It’s the same story across Iowa.

“We’ve raised taxes and (pensions) are a big chunk of why we’ve had to raise them,” Cedar Falls Mayor Jon Crews said. “The state sends us the bill and says, ‘This is what you owe.’ They set the benefits, but they don’t want to deal with the costs.”

The rising price tag of police and fire pensions not covered under IPERS also is a significant cost-driver, Tegeler said. Forty-nine of the state’s largest cities belong to the Municipal Fire and Police Retirement System of Iowa, commonly known as the “411 plan.”

“Taxpayers are spending about $665 million a year in total on defined-benefit pensions (plus another 10 percent of university employee salaries), which is about $250 million more than was the case just a few years ago,” Tegeler said.
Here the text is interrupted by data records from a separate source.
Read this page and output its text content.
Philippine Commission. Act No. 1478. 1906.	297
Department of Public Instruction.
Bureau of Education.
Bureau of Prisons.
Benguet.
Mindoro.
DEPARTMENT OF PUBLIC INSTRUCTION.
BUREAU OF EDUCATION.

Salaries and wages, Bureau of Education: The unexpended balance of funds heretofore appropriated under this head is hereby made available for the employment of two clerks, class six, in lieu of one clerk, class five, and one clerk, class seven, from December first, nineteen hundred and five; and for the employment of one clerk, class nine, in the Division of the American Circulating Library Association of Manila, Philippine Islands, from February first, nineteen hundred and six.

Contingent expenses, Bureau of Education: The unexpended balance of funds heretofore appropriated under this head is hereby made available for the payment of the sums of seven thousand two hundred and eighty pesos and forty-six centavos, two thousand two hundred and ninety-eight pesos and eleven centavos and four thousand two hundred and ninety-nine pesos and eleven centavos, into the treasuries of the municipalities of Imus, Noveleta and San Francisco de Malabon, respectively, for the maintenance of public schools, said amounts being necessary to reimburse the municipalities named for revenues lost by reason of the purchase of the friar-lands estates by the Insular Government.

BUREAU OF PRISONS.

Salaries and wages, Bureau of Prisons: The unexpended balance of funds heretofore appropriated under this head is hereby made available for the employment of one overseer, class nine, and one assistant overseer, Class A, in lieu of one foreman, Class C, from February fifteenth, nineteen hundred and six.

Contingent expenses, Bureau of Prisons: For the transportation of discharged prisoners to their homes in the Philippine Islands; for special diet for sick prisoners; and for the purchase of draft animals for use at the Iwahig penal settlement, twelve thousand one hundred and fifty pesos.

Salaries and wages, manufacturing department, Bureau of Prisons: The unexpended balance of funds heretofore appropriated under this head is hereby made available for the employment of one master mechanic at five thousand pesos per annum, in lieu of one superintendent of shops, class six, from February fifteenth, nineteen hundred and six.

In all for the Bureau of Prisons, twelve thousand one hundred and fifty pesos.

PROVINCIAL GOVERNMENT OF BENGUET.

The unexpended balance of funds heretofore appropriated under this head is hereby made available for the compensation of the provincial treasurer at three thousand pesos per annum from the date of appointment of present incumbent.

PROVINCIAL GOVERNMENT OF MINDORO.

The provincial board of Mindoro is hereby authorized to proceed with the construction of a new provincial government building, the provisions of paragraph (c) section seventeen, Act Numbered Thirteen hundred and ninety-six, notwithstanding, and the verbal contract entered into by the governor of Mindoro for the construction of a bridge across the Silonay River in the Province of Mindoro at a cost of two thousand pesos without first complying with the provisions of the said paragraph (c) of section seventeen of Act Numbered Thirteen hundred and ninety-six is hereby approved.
“The $250 million increase equates to the salaries of 3,700 teachers. That’s a big and growing tab and our concern is that taxpayers aren’t really connecting the dots on these things. It’s something that occurs so under the radar that most people don’t even realize how much it is and what the impacts are.”

While Iowa’s pension predicament isn’t nearly as bad as those in some states, Iowa Gov. Terry Branstad and other officials acknowledge significant reform is needed.

In a little-noticed report in early August, state Auditor Mary Mosiman said officials need to “address the sustainability of pensions.”

“I believe a common goal of all Iowans is to have a pension system that keeps its promises to Iowa’s public servants while being fair to the taxpayers,” Mosiman told Iowa Watchdog. “To do this, our state’s pensions must be placed on a realistic, sustainable path to meet any future obligations.”